One of the simpler -- and more elegant and responsive -- challenges is the Missing Letter mini-game, in which players are shown a word with, you guessed it, one missing letter. The goal is to quickly write the missing letter on the lower touch-sensitive screen before the timer runs out. Sure, players are obliged to write out the missing letter in more easily-recognized capital letters -- but even so, the character recognition scheme here works amazingly well, certainly much more reliably and fluidly than it does on the Wii-console version (which also comes at a higher price tag than the DS incarnation). When the player unlocks the higher-difficulty version of this challenge, the words are presented with an incorrect letter, rather than one that's missing altogether. It doesn't sound like much of a difference, but it requires the player to fire up a whole different set of neurons.

Other mini-games challenge players to drag-and-drop individual complete words to their proper full definitions, or to quickly make a judgment between two definitions for the same word -- one correct, one incorrect. Still other less-ambitious challenges will have you scooping floating pasta letters (in a soup bowl, of course) into correct words, or using the DS stylus to turn a wheel and "safe-crack" the correct letters of different words.

My Word Coach for DS boasts some 16,000 words and definitions (from the Cambridge Advanced Learner's Dictionary), and as a matter of course features a review-screen of any new words and definitions at the end of any given challenge.

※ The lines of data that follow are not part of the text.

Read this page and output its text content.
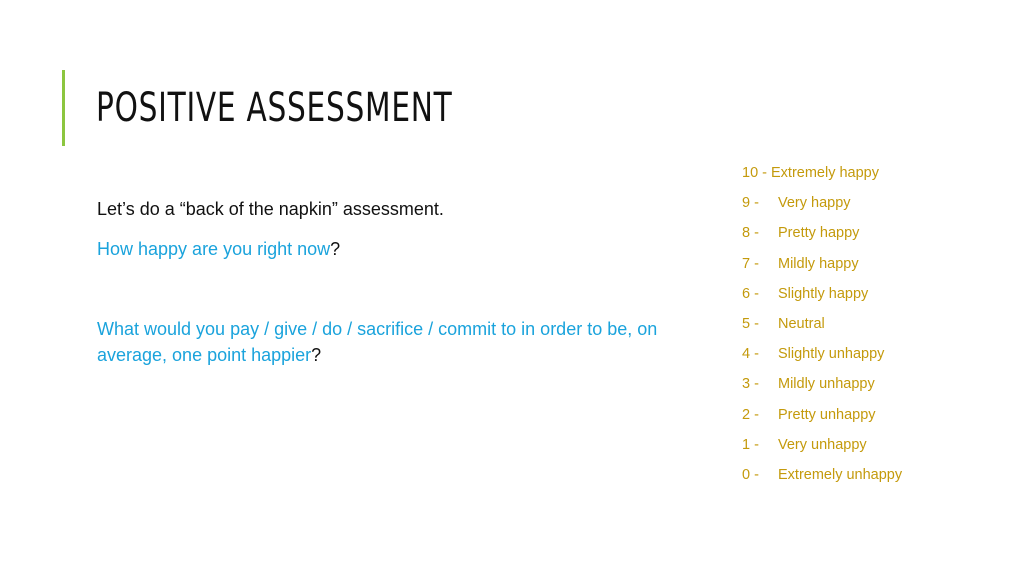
POSITIVE ASSESSMENT

Let’s do a “back of the napkin” assessment.

How happy are you right now?

What would you pay / give / do / sacrifice / commit to in order to be, on average, one point happier?

10 - Extremely happy
9 -	Very happy
8 -	Pretty happy
7 -	Mildly happy
6 -	Slightly happy
5 -	Neutral
4 -	Slightly unhappy
3 -	Mildly unhappy
2 -	Pretty unhappy
1 -	Very unhappy
0 -	Extremely unhappy
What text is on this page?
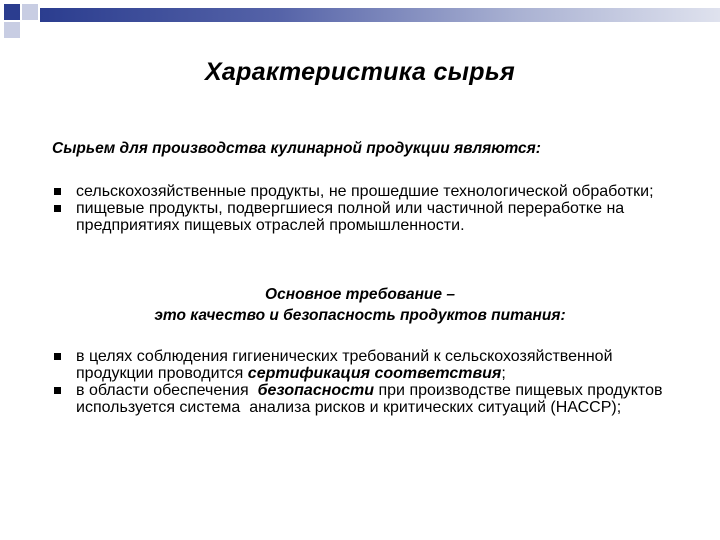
Характеристика сырья
Сырьем для производства кулинарной продукции являются:
сельскохозяйственные продукты, не прошедшие технологической обработки;
пищевые продукты, подвергшиеся полной или частичной переработке на предприятиях пищевых отраслей промышленности.
Основное требование –
это качество и безопасность продуктов питания:
в целях соблюдения гигиенических требований к сельскохозяйственной продукции проводится сертификация соответствия;
в области обеспечения  безопасности при производстве пищевых продуктов используется система  анализа рисков и критических ситуаций (НАССР);
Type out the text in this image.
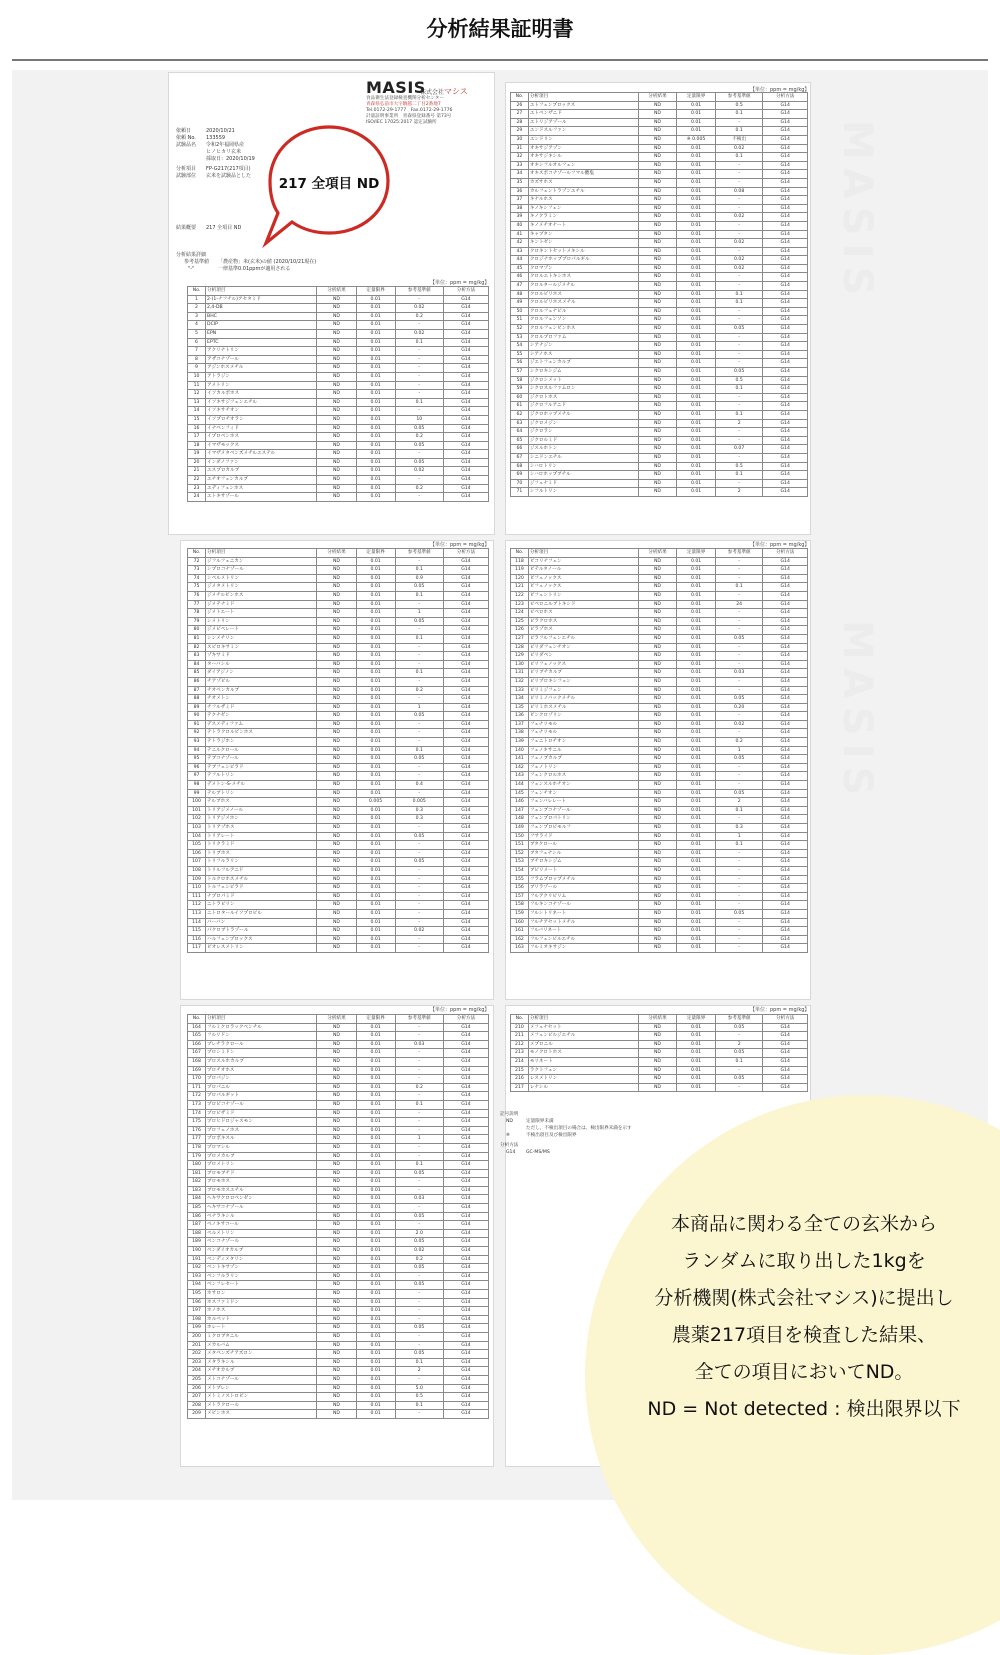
分析結果証明書
MASIS
MASIS
MASIS
株式会社マシス
食品衛生法登録検査機関分析センター
青森県弘前市大字駒越二丁目2番地7
Tel.0172-29-1777　Fax.0172-29-1776
計量証明事業所　青森県登録番号 第73号
ISO/IEC 17025:2017 認定試験所
依頼日	2020/10/21
依頼 No. 133559
試験品名 令和2年福岡県産
ヒノヒカリ玄米
採取日：2020/10/19
分析項目 FP-G217(217項目)
試験部位 玄米を試験品とした	217 全項目 ND
結果概要 217 全項目 ND
分析結果詳細
参考基準値 「農産物」米(玄米)の値 (2020/10/21現在)
"-"	一律基準0.01ppmが適用される
【単位：ppm = mg/kg】
【単位：ppm = mg/kg】
【単位：ppm = mg/kg】	【単位：ppm = mg/kg】
【単位：ppm = mg/kg】	【単位：ppm = mg/kg】
No.	分析項目	分析結果	定量限界	参考基準値	分析方法
1	2-(1-ナフチル)アセタミド	ND	0.01	-	G14
2	2,4-DB	ND	0.01	0.02	G14
3	BHC	ND	0.01	0.2	G14
4	DCIP	ND	0.01	-	G14
5	EPN	ND	0.01	0.02	G14
6	EPTC	ND	0.01	0.1	G14
7	アクリナトリン	ND	0.01	-	G14
8	アザコナゾール	ND	0.01	-	G14
9	アジンホスメチル	ND	0.01	-	G14
10	アトラジン	ND	0.01	-	G14
11	アメトリン	ND	0.01	-	G14
12	イソカルボホス	ND	0.01	-	G14
13	イソキサジフェンエチル	ND	0.01	0.1	G14
14	イソキサチオン	ND	0.01	-	G14
15	イソプロチオラン	ND	0.01	10	G14
16	イナベンフィド	ND	0.01	0.05	G14
17	イプロベンホス	ND	0.01	0.2	G14
18	イマザモックス	ND	0.01	0.05	G14
19	イマザメタベンズメチルエステル	ND	0.01	-	G14
20	インダノファン	ND	0.01	0.05	G14
21	エスプロカルブ	ND	0.01	0.02	G14
22	エチオフェンカルブ	ND	0.01	-	G14
23	エディフェンホス	ND	0.01	0.2	G14
24	エトキサゾール	ND	0.01	-	G14
No.	分析項目	分析結果	定量限界	参考基準値	分析方法
26	エトフェンプロックス	ND	0.01	0.5	G14
27	エトベンザニド	ND	0.01	0.1	G14
28	エトリジアゾール	ND	0.01	-	G14
29	エンドスルファン	ND	0.01	0.1	G14
30	エンドリン	ND	※ 0.005	不検出	G14
31	オキサジアゾン	ND	0.01	0.02	G14
32	オキサジキシル	ND	0.01	0.1	G14
33	オキシフルオルフェン	ND	0.01	-	G14
34	オキスポコナゾールフマル酸塩	ND	0.01	-	G14
35	カズサホス	ND	0.01	-	G14
36	カルフェントラゾンエチル	ND	0.01	0.08	G14
37	キナルホス	ND	0.01	-	G14
38	キノキシフェン	ND	0.01	-	G14
39	キノクラミン	ND	0.01	0.02	G14
40	キノメチオナート	ND	0.01	-	G14
41	キャプタン	ND	0.01	-	G14
42	キントゼン	ND	0.01	0.02	G14
43	クロキントセットメキシル	ND	0.01	-	G14
44	クロジナホッププロパルギル	ND	0.01	0.02	G14
45	クロマゾン	ND	0.01	0.02	G14
46	クロルエトキシホス	ND	0.01	-	G14
47	クロルタールジメチル	ND	0.01	-	G14
48	クロルピリホス	ND	0.01	0.1	G14
49	クロルピリホスメチル	ND	0.01	0.1	G14
50	クロルフェナピル	ND	0.01	-	G14
51	クロルフェンソン	ND	0.01	-	G14
52	クロルフェンビンホス	ND	0.01	0.05	G14
53	クロルプロファム	ND	0.01	-	G14
54	シアナジン	ND	0.01	-	G14
55	シアノホス	ND	0.01	-	G14
56	ジエトフェンカルブ	ND	0.01	-	G14
57	シクロキシジム	ND	0.01	0.05	G14
58	ジクロシメット	ND	0.01	0.5	G14
59	シクロスルファムロン	ND	0.01	0.1	G14
60	ジクロトホス	ND	0.01	-	G14
61	ジクロフルアニド	ND	0.01	-	G14
62	ジクロホップメチル	ND	0.01	0.1	G14
63	ジクロメジン	ND	0.01	2	G14
64	ジクロラン	ND	0.01	-	G14
65	ジクロルミド	ND	0.01	-	G14
66	ジスルホトン	ND	0.01	0.07	G14
67	シニドンエチル	ND	0.01	-	G14
68	シハロトリン	ND	0.01	0.5	G14
69	シハロホップブチル	ND	0.01	0.1	G14
70	ジフェナミド	ND	0.01	-	G14
71	シフルトリン	ND	0.01	2	G14
No.	分析項目	分析結果	定量限界	参考基準値	分析方法
72	ジフルフェニカン	ND	0.01	-	G14
73	シプロコナゾール	ND	0.01	0.1	G14
74	シペルメトリン	ND	0.01	0.9	G14
75	ジメタメトリン	ND	0.01	0.05	G14
76	ジメチルビンホス	ND	0.01	0.1	G14
77	ジメテナミド	ND	0.01	-	G14
78	ジメトエート	ND	0.01	1	G14
79	シメトリン	ND	0.01	0.05	G14
80	ジメピペレート	ND	0.01	-	G14
81	シンメチリン	ND	0.01	0.1	G14
82	スピロキサミン	ND	0.01	-	G14
83	ゾキサミド	ND	0.01	-	G14
84	ターバシル	ND	0.01	-	G14
85	ダイアジノン	ND	0.01	0.1	G14
86	チアゾピル	ND	0.01	-	G14
87	チオベンカルブ	ND	0.01	0.2	G14
88	チオメトン	ND	0.01	-	G14
89	チフルザミド	ND	0.01	1	G14
90	テクナゼン	ND	0.01	0.05	G14
91	デスメディファム	ND	0.01	-	G14
92	テトラクロルビンホス	ND	0.01	-	G14
93	テトラジホン	ND	0.01	-	G14
94	テニルクロール	ND	0.01	0.1	G14
95	テブコナゾール	ND	0.01	0.05	G14
96	テブフェンピラド	ND	0.01	-	G14
97	テフルトリン	ND	0.01	-	G14
98	デメトン-S-メチル	ND	0.01	0.4	G14
99	テルブトリン	ND	0.01	-	G14
100	テルブホス	ND	0.005	0.005	G14
101	トリアジメノール	ND	0.01	0.3	G14
102	トリアジメホン	ND	0.01	0.3	G14
103	トリアゾホス	ND	0.01	-	G14
104	トリアレート	ND	0.01	0.05	G14
105	トリクラミド	ND	0.01	-	G14
106	トリブホス	ND	0.01	-	G14
107	トリフルラリン	ND	0.01	0.05	G14
108	トリルフルアニド	ND	0.01	-	G14
109	トルクロホスメチル	ND	0.01	-	G14
110	トルフェンピラド	ND	0.01	-	G14
111	ナプロパミド	ND	0.01	-	G14
112	ニトラピリン	ND	0.01	-	G14
113	ニトロタールイソプロピル	ND	0.01	-	G14
114	バーバン	ND	0.01	-	G14
115	パクロブトラゾール	ND	0.01	0.02	G14
116	ハルフェンプロックス	ND	0.01	-	G14
117	ビオレスメトリン	ND	0.01	-	G14
No.	分析項目	分析結果	定量限界	参考基準値	分析方法
118	ビコリナフェン	ND	0.01	-	G14
119	ビテルタノール	ND	0.01	-	G14
120	ビフェノックス	ND	0.01	-	G14
121	ビフェノックス	ND	0.01	0.1	G14
122	ビフェントリン	ND	0.01	-	G14
123	ピペロニルブトキシド	ND	0.01	24	G14
124	ピペロホス	ND	0.01	-	G14
125	ピラクロホス	ND	0.01	-	G14
126	ピラゾホス	ND	0.01	-	G14
127	ピラフルフェンエチル	ND	0.01	0.05	G14
128	ピリダフェンチオン	ND	0.01	-	G14
129	ピリダベン	ND	0.01	-	G14
130	ピリフェノックス	ND	0.01	-	G14
131	ピリブチカルブ	ND	0.01	0.03	G14
132	ピリプロキシフェン	ND	0.01	-	G14
133	ピリミジフェン	ND	0.01	-	G14
134	ピリミノバックメチル	ND	0.01	0.05	G14
135	ピリミホスメチル	ND	0.01	0.20	G14
136	ビンクロゾリン	ND	0.01	-	G14
137	フェナリモル	ND	0.01	0.02	G14
138	フェナリモル	ND	0.01	-	G14
139	フェニトロチオン	ND	0.01	0.2	G14
140	フェノキサニル	ND	0.01	1	G14
141	フェノブカルブ	ND	0.01	0.05	G14
142	フェノトリン	ND	0.01	-	G14
143	フェンクロルホス	ND	0.01	-	G14
144	フェンスルホチオン	ND	0.01	-	G14
145	フェンチオン	ND	0.01	0.05	G14
146	フェンバレレート	ND	0.01	2	G14
147	フェンブコナゾール	ND	0.01	0.1	G14
148	フェンプロパトリン	ND	0.01	-	G14
149	フェンプロピモルフ	ND	0.01	0.3	G14
150	フサライド	ND	0.01	1	G14
151	ブタクロール	ND	0.01	0.1	G14
152	ブタフェナシル	ND	0.01	-	G14
153	ブチロキシジム	ND	0.01	-	G14
154	ブピリメート	ND	0.01	-	G14
155	フラムプロップメチル	ND	0.01	-	G14
156	ブリラゾール	ND	0.01	-	G14
157	フルアクリピリム	ND	0.01	-	G14
158	フルキンコナゾール	ND	0.01	-	G14
159	フルシトリネート	ND	0.01	0.05	G14
160	フルチアセットメチル	ND	0.01	-	G14
161	フルバリネート	ND	0.01	-	G14
162	フルフェンピルエチル	ND	0.01	-	G14
163	フルミオキサジン	ND	0.01	-	G14
No.	分析項目	分析結果	定量限界	参考基準値	分析方法
164	フルミクロラックペンチル	ND	0.01	-	G14
165	フルリドン	ND	0.01	-	G14
166	プレチラクロール	ND	0.01	0.03	G14
167	プロシミドン	ND	0.01	-	G14
168	プロスルホカルブ	ND	0.01	-	G14
169	プロチオホス	ND	0.01	-	G14
170	プロパジン	ND	0.01	-	G14
171	プロパニル	ND	0.01	0.2	G14
172	プロパルギット	ND	0.01	-	G14
173	プロピコナゾール	ND	0.01	0.1	G14
174	プロピザミド	ND	0.01	-	G14
175	プロヒドロジャスモン	ND	0.01	-	G14
176	プロフェノホス	ND	0.01	-	G14
177	プロポキスル	ND	0.01	1	G14
178	プロマシル	ND	0.01	-	G14
179	プロメカルブ	ND	0.01	-	G14
180	プロメトリン	ND	0.01	0.1	G14
181	ブロモブチド	ND	0.01	0.05	G14
182	ブロモホス	ND	0.01	-	G14
183	ブロモホスエチル	ND	0.01	-	G14
184	ヘキサクロロベンゼン	ND	0.01	0.03	G14
185	ヘキサコナゾール	ND	0.01	-	G14
186	ベナラキシル	ND	0.01	0.05	G14
187	ベノキサコール	ND	0.01	-	G14
188	ペルメトリン	ND	0.01	2.0	G14
189	ペンコナゾール	ND	0.01	0.05	G14
190	ベンダイオカルブ	ND	0.01	0.02	G14
191	ペンディメタリン	ND	0.01	0.2	G14
192	ベントキサゾン	ND	0.01	0.05	G14
193	ベンフルラリン	ND	0.01	-	G14
194	ベンフレセート	ND	0.01	0.05	G14
195	ホサロン	ND	0.01	-	G14
196	ホスファミドン	ND	0.01	-	G14
197	ホノホス	ND	0.01	-	G14
198	ホルペット	ND	0.01	-	G14
199	ホレート	ND	0.01	0.05	G14
200	ミクロブタニル	ND	0.01	-	G14
201	メカルバム	ND	0.01	-	G14
202	メタベンズチアズロン	ND	0.01	0.05	G14
203	メタラキシル	ND	0.01	0.1	G14
204	メチオカルブ	ND	0.01	2	G14
205	メトコナゾール	ND	0.01	-	G14
206	メトプレン	ND	0.01	5.0	G14
207	メトミノストロビン	ND	0.01	0.5	G14
208	メトラクロール	ND	0.01	0.1	G14
209	メビンホス	ND	0.01	-	G14
No.	分析項目	分析結果	定量限界	参考基準値	分析方法
210	メフェナセット	ND	0.01	0.05	G14
211	メフェンピルジエチル	ND	0.01	-	G14
212	メプロニル	ND	0.01	2	G14
213	モノクロトホス	ND	0.01	0.05	G14
214	モリネート	ND	0.01	0.1	G14
215	ラクトフェン	ND	0.01	-	G14
216	レスメトリン	ND	0.01	0.05	G14
217	レナシル	ND	0.01	-	G14
記号説明
ND	定量限界未満
ただし、不検出項目の場合は、検出限界未満を示す
※	不検出項目及び検出限界
分析方法
G14 GC-MS/MS
本商品に関わる全ての玄米から
ランダムに取り出した1kgを
分析機関(株式会社マシス)に提出し
農薬217項目を検査した結果、
全ての項目においてND。
ND = Not detected : 検出限界以下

For good or ill, the mini-games offer bonus points for those challenges that are solved under a certain target-time... and corresponding point penalties for slower solutions. While it's certainly a good thing to promote quick recognition of and facility with vocabulary words, these time-limit constrictions can also be a little distressing and even annoying, as they can put the emphasis as much on hand-eye coordination as on any true vocabulary-expansion -- a pity, since, with just a little bit of leeway, My Word Coach is an arguably useful tool even for those working on English as their second language (speaking of which: While outside the scope of this review, it should be noted that Ubisoft also offers My Spanish Coach and My French Coach titles, and it's great to see a major game publisher taking these kinds of steps. However, with the cross-section of gamer interests being what it is, where's My Japanese Coach? Bring it on, Ubisoft!).